IBM Cloud Docs
Registering external data into watsonx.data

Registering external data into watsonx.data

If you have pre-existing data (such as Iceberg, Delta, or Hudi tables) in an object store bucket, you can register it into IBM® watsonx.data and use it for running queries. To enable this feature, you must attach the appropriate catalog to the storage.

You can register tables in all three formats. For Iceberg tables, you can register pre-existing data at the bucket level. For Delta and Hudi tables, registration is currently supported only at the table level.

If external changes occur on Iceberg tables through other systems, you may need to sync the data on the watsonx.data side. To facilitate this, you can use sync feature.

For Hudi and Delta tables, explicit sync is unnecessary because the metadata pointer refers to the metadata folder, not an individual metadata file. (For example, Iceberg requires referencing the latest metadata.json file.)

Registering and syncing external Iceberg data

To register and sync external Iceberg data into watsonx.data, complete the following steps:

  1. Add a storage and associate it to the Apache Iceberg catalog, see Adding storage.
  2. To pull the changed data in a storage bucket in watsonx.data, go to the Infrastructure manager page, hover over the Apache Iceberg catalog and click Sync metadata.
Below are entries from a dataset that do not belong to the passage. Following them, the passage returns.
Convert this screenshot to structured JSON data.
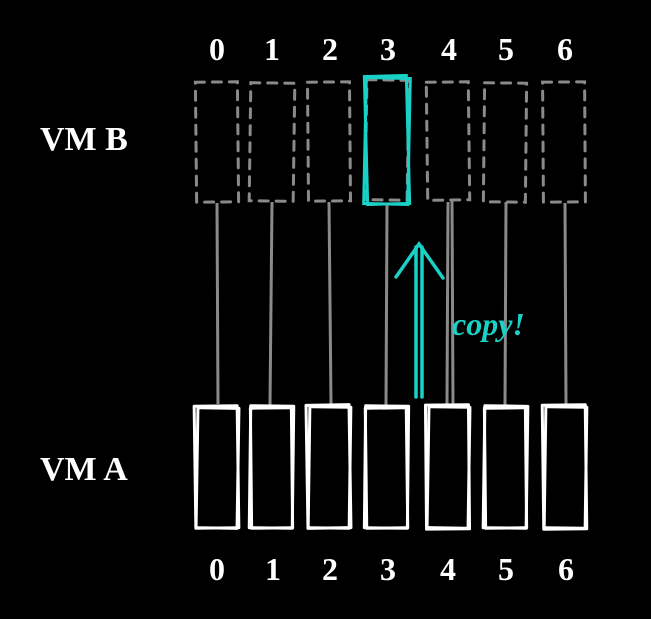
{
  "labels": {
    "vm_top": "VM B",
    "vm_bottom": "VM A",
    "copy": "copy!"
  },
  "indices_top": [
    "0",
    "1",
    "2",
    "3",
    "4",
    "5",
    "6"
  ],
  "indices_bottom": [
    "0",
    "1",
    "2",
    "3",
    "4",
    "5",
    "6"
  ],
  "highlight_index": 3,
  "colors": {
    "accent": "#1ad1c7",
    "fg": "#ffffff",
    "muted": "#8a8a8a"
  }
}
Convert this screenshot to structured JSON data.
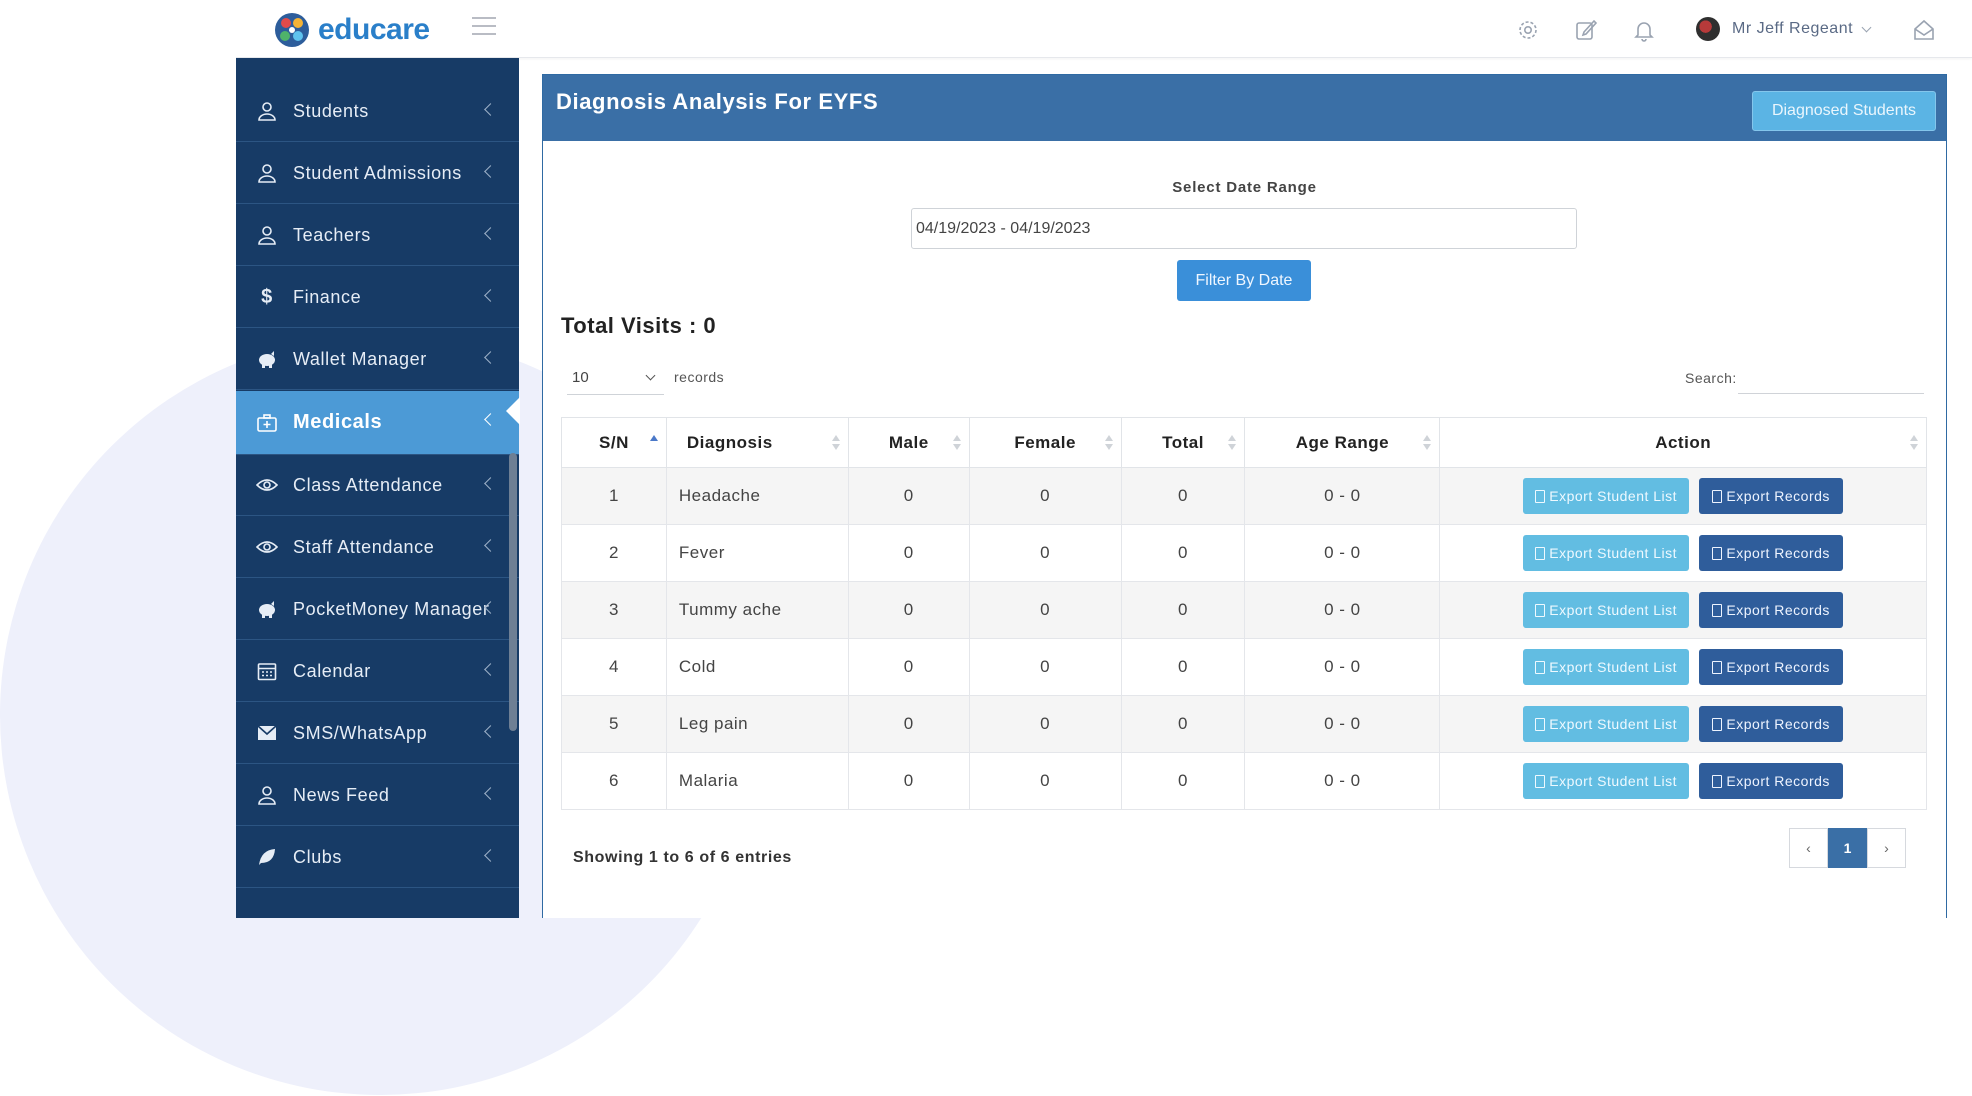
{
  "brand": {
    "name": "educare"
  },
  "topbar": {
    "icons": [
      "gear-icon",
      "edit-icon",
      "bell-icon",
      "home-icon"
    ],
    "user_name": "Mr Jeff Regeant"
  },
  "sidebar": {
    "active_color": "#4c9ad6",
    "items": [
      {
        "label": "Students",
        "icon": "user-icon"
      },
      {
        "label": "Student Admissions",
        "icon": "user-icon"
      },
      {
        "label": "Teachers",
        "icon": "user-icon"
      },
      {
        "label": "Finance",
        "icon": "dollar-icon"
      },
      {
        "label": "Wallet Manager",
        "icon": "piggy-bank-icon"
      },
      {
        "label": "Medicals",
        "icon": "medkit-icon"
      },
      {
        "label": "Class Attendance",
        "icon": "eye-icon"
      },
      {
        "label": "Staff Attendance",
        "icon": "eye-icon"
      },
      {
        "label": "PocketMoney Manager",
        "icon": "piggy-bank-icon"
      },
      {
        "label": "Calendar",
        "icon": "calendar-icon"
      },
      {
        "label": "SMS/WhatsApp",
        "icon": "envelope-icon"
      },
      {
        "label": "News Feed",
        "icon": "user-icon"
      },
      {
        "label": "Clubs",
        "icon": "leaf-icon"
      }
    ]
  },
  "panel": {
    "title": "Diagnosis Analysis For EYFS",
    "diagnosed_button": "Diagnosed Students",
    "date_range_label": "Select Date Range",
    "date_range_value": "04/19/2023 - 04/19/2023",
    "filter_button": "Filter By Date",
    "total_visits": "Total Visits : 0",
    "page_length": "10",
    "records_label": "records",
    "search_label": "Search:",
    "showing": "Showing 1 to 6 of 6 entries",
    "pagination": {
      "prev": "‹",
      "current": "1",
      "next": "›"
    }
  },
  "table": {
    "columns": [
      "S/N",
      "Diagnosis",
      "Male",
      "Female",
      "Total",
      "Age Range",
      "Action"
    ],
    "export_list_label": "Export Student List",
    "export_records_label": "Export Records",
    "rows": [
      {
        "sn": "1",
        "diagnosis": "Headache",
        "male": "0",
        "female": "0",
        "total": "0",
        "age_range": "0 - 0"
      },
      {
        "sn": "2",
        "diagnosis": "Fever",
        "male": "0",
        "female": "0",
        "total": "0",
        "age_range": "0 - 0"
      },
      {
        "sn": "3",
        "diagnosis": "Tummy ache",
        "male": "0",
        "female": "0",
        "total": "0",
        "age_range": "0 - 0"
      },
      {
        "sn": "4",
        "diagnosis": "Cold",
        "male": "0",
        "female": "0",
        "total": "0",
        "age_range": "0 - 0"
      },
      {
        "sn": "5",
        "diagnosis": "Leg pain",
        "male": "0",
        "female": "0",
        "total": "0",
        "age_range": "0 - 0"
      },
      {
        "sn": "6",
        "diagnosis": "Malaria",
        "male": "0",
        "female": "0",
        "total": "0",
        "age_range": "0 - 0"
      }
    ]
  }
}
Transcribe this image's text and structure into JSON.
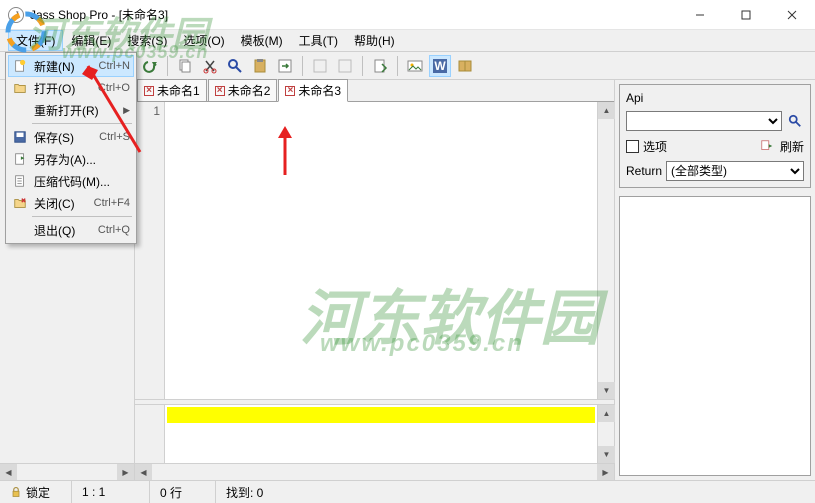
{
  "title": "Jass Shop Pro - [未命名3]",
  "menubar": [
    "文件(F)",
    "编辑(E)",
    "搜索(S)",
    "选项(O)",
    "模板(M)",
    "工具(T)",
    "帮助(H)"
  ],
  "file_menu": [
    {
      "icon": "new",
      "label": "新建(N)",
      "accel": "Ctrl+N",
      "hl": true
    },
    {
      "icon": "open",
      "label": "打开(O)",
      "accel": "Ctrl+O"
    },
    {
      "icon": "",
      "label": "重新打开(R)",
      "accel": "",
      "sub": true
    },
    {
      "sep": true
    },
    {
      "icon": "save",
      "label": "保存(S)",
      "accel": "Ctrl+S"
    },
    {
      "icon": "saveas",
      "label": "另存为(A)...",
      "accel": ""
    },
    {
      "icon": "compress",
      "label": "压缩代码(M)...",
      "accel": ""
    },
    {
      "icon": "close",
      "label": "关闭(C)",
      "accel": "Ctrl+F4"
    },
    {
      "sep": true
    },
    {
      "icon": "",
      "label": "退出(Q)",
      "accel": "Ctrl+Q"
    }
  ],
  "tabs": [
    {
      "label": "未命名1",
      "active": false
    },
    {
      "label": "未命名2",
      "active": false
    },
    {
      "label": "未命名3",
      "active": true
    }
  ],
  "gutter_lines": [
    "1"
  ],
  "api": {
    "title": "Api",
    "option_label": "选项",
    "refresh_label": "刷新",
    "return_label": "Return",
    "return_value": "(全部类型)"
  },
  "status": {
    "lock": "锁定",
    "pos": "1 : 1",
    "lines": "0 行",
    "found": "找到: 0"
  },
  "watermark": {
    "brand_cn": "河东软件园",
    "brand_url": "www.pc0359.cn"
  }
}
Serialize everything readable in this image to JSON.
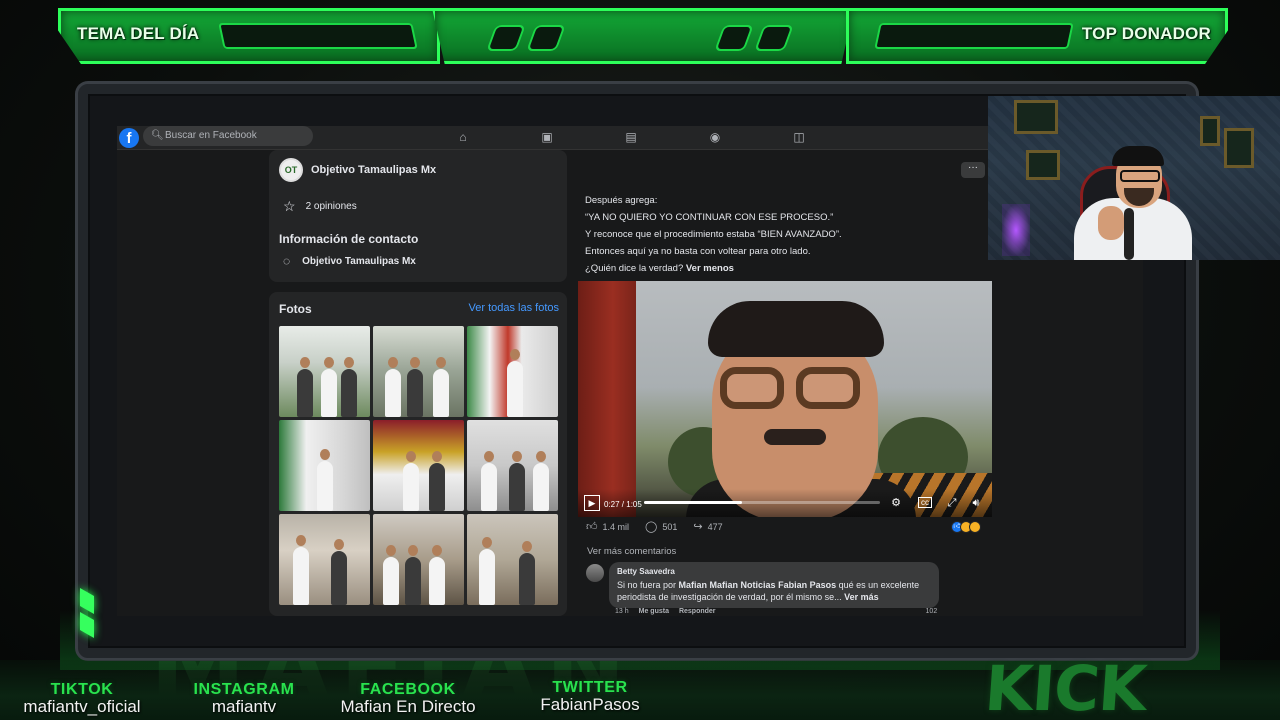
{
  "overlay": {
    "left_banner": "TEMA DEL DÍA",
    "right_banner": "TOP DONADOR",
    "kick_logo": "KICK",
    "accent_color": "#2dff5a"
  },
  "facebook": {
    "logo": "f",
    "search_placeholder": "Buscar en Facebook",
    "nav_icons": [
      "home-icon",
      "video-icon",
      "marketplace-icon",
      "groups-icon",
      "gaming-icon"
    ],
    "page": {
      "name": "Objetivo Tamaulipas Mx",
      "reviews": "2 opiniones",
      "contact_heading": "Información de contacto",
      "contact_messenger": "Objetivo Tamaulipas Mx"
    },
    "photos": {
      "title": "Fotos",
      "see_all": "Ver todas las fotos"
    },
    "post": {
      "more": "···",
      "lines": [
        "Después agrega:",
        "“YA NO QUIERO YO CONTINUAR CON ESE PROCESO.”",
        "Y reconoce que el procedimiento estaba “BIEN AVANZADO”.",
        "Entonces aquí ya no basta con voltear para otro lado."
      ],
      "last_line": "¿Quién dice la verdad?",
      "see_less": "Ver menos"
    },
    "video": {
      "time": "0:27 / 1:05",
      "progress": 0.415
    },
    "reactions": {
      "likes": "1.4 mil",
      "comments": "501",
      "shares": "477"
    },
    "comments": {
      "see_more": "Ver más comentarios",
      "items": [
        {
          "author": "Betty Saavedra",
          "text_before": "Si no fuera por ",
          "mention": "Mafian Mafian Noticias Fabian Pasos",
          "text_after": " qué es un excelente periodista de investigación de verdad, por él mismo se...",
          "see_more": "Ver más",
          "time": "13 h",
          "like": "Me gusta",
          "reply": "Responder",
          "count": "102"
        }
      ]
    }
  },
  "socials": [
    {
      "network": "TIKTOK",
      "handle": "mafiantv_oficial"
    },
    {
      "network": "INSTAGRAM",
      "handle": "mafiantv"
    },
    {
      "network": "FACEBOOK",
      "handle": "Mafian En Directo"
    },
    {
      "network": "TWITTER",
      "handle": "FabianPasos"
    }
  ]
}
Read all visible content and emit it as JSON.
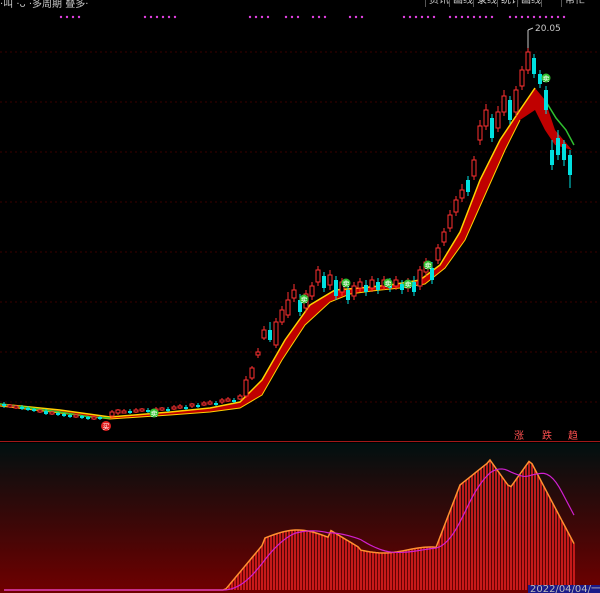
{
  "toolbar": {
    "title_fragment": "·叫 ·ᴗ ·多周期 叠多·",
    "buttons": [
      "资讯",
      "画线",
      "录线",
      "统计",
      "画线",
      "···",
      "帮忙"
    ]
  },
  "price_label": "20.05",
  "signals": {
    "lbl1": "涨",
    "lbl2": "跌",
    "lbl3": "趋"
  },
  "markers": {
    "buy": "买",
    "sell": "卖"
  },
  "date_label": "2022/04/04/一",
  "colors": {
    "up": "#ff3030",
    "down": "#00e0e0",
    "band": "#c00000",
    "band_edge": "#ffd000",
    "ma_green": "#30c030",
    "vol_bar": "#e02020",
    "vol_line1": "#ff9030",
    "vol_line2": "#d020d0"
  }
}
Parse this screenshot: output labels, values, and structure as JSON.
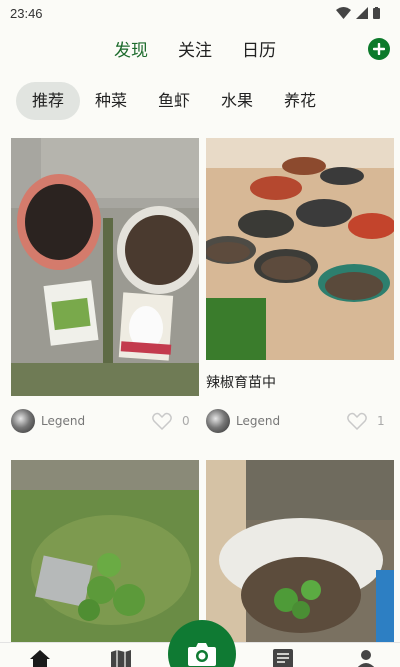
{
  "status": {
    "time": "23:46"
  },
  "top_tabs": [
    {
      "label": "发现",
      "active": true
    },
    {
      "label": "关注",
      "active": false
    },
    {
      "label": "日历",
      "active": false
    }
  ],
  "categories": [
    {
      "label": "推荐",
      "active": true
    },
    {
      "label": "种菜",
      "active": false
    },
    {
      "label": "鱼虾",
      "active": false
    },
    {
      "label": "水果",
      "active": false
    },
    {
      "label": "养花",
      "active": false
    }
  ],
  "feed": [
    {
      "title": "",
      "author": "Legend",
      "likes": "0"
    },
    {
      "title": "辣椒育苗中",
      "author": "Legend",
      "likes": "1"
    },
    {
      "title": "",
      "author": "",
      "likes": ""
    },
    {
      "title": "",
      "author": "",
      "likes": ""
    }
  ],
  "colors": {
    "accent": "#0c7a2b",
    "active_tab": "#1b6a2b",
    "chip_bg": "#e1e4e0"
  },
  "icons": [
    "wifi-icon",
    "signal-icon",
    "battery-icon",
    "add-icon",
    "heart-icon",
    "home-icon",
    "map-icon",
    "camera-icon",
    "message-icon",
    "profile-icon"
  ]
}
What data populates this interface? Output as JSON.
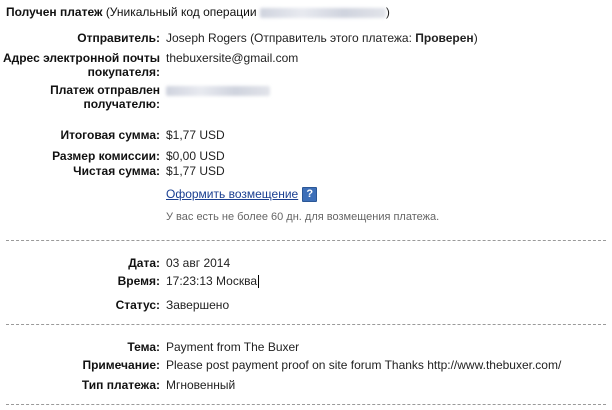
{
  "header": {
    "title": "Получен платеж",
    "code_prefix": "(Уникальный код операции",
    "code_suffix": ")"
  },
  "sender": {
    "label": "Отправитель:",
    "name": "Joseph Rogers",
    "status_prefix": "(Отправитель этого платежа:",
    "status": "Проверен",
    "status_suffix": ")"
  },
  "buyer_email": {
    "label_line1": "Адрес электронной почты",
    "label_line2": "покупателя:",
    "value": "thebuxersite@gmail.com"
  },
  "sent_to": {
    "label_line1": "Платеж отправлен",
    "label_line2": "получателю:"
  },
  "amounts": {
    "total_label": "Итоговая сумма:",
    "total": "$1,77 USD",
    "fee_label": "Размер комиссии:",
    "fee": "$0,00 USD",
    "net_label": "Чистая сумма:",
    "net": "$1,77 USD"
  },
  "refund": {
    "link": "Оформить возмещение",
    "help_icon": "?",
    "note": "У вас есть не более 60 дн. для возмещения платежа."
  },
  "details": {
    "date_label": "Дата:",
    "date": "03 авг 2014",
    "time_label": "Время:",
    "time": "17:23:13 Москва",
    "status_label": "Статус:",
    "status": "Завершено"
  },
  "message": {
    "subject_label": "Тема:",
    "subject": "Payment from The Buxer",
    "memo_label": "Примечание:",
    "memo": "Please post payment proof on site forum Thanks http://www.thebuxer.com/",
    "type_label": "Тип платежа:",
    "type": "Мгновенный"
  }
}
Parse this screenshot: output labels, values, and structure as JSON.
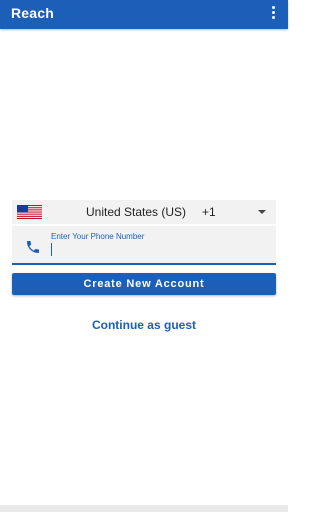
{
  "app_bar": {
    "title": "Reach",
    "menu_icon": "more-vert-icon"
  },
  "colors": {
    "primary": "#1c5fb8",
    "field_background": "#f2f2f2"
  },
  "country_selector": {
    "flag_icon": "us-flag-icon",
    "country": "United States (US)",
    "dial_code": "+1",
    "dropdown_icon": "arrow-drop-down-icon"
  },
  "phone_field": {
    "icon": "phone-icon",
    "label": "Enter Your Phone Number",
    "value": ""
  },
  "actions": {
    "create_account": "Create New Account",
    "continue_guest": "Continue as guest"
  }
}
You can see three options to select the Mode and the corresponding possibility for metadata loss. The following are the three sync options:
  • Register new objects only: Schemas, tables, and metadata that are created by external applications since the last sync operations are added to this catalog. Existing schemas and tables in this catalog are not modified.
  • Update existing objects only: Schemas, tables, and metadata already present in this catalog are updated or deleted to match the current state found in the associated bucket. Any other schemas, tables, and metadata in the associated bucket are ignored.
  • Sync all objects: Schemas, tables, and metadata already present in this catalog are updated to match the exact state of the associated bucket. All the new objects are added and all the existing objects are updated or removed.

For information on related API, see External Iceberg table registration.

Registering external Hudi and Delta Lake data

To register external Hudi and Delta Lake data into watsonx.data, complete the following steps:

  1. Add a storage and based on the type of table format, you can select one of the following Catalog type. See Adding storage.

    • Apache Hudi
    • Delta Lake
  2. You can register and load table using Register table and load table metadata APIs.

    To register the tables, you must provide the exact location of the metatdata folder. The schema is inferred based on the path in the location url.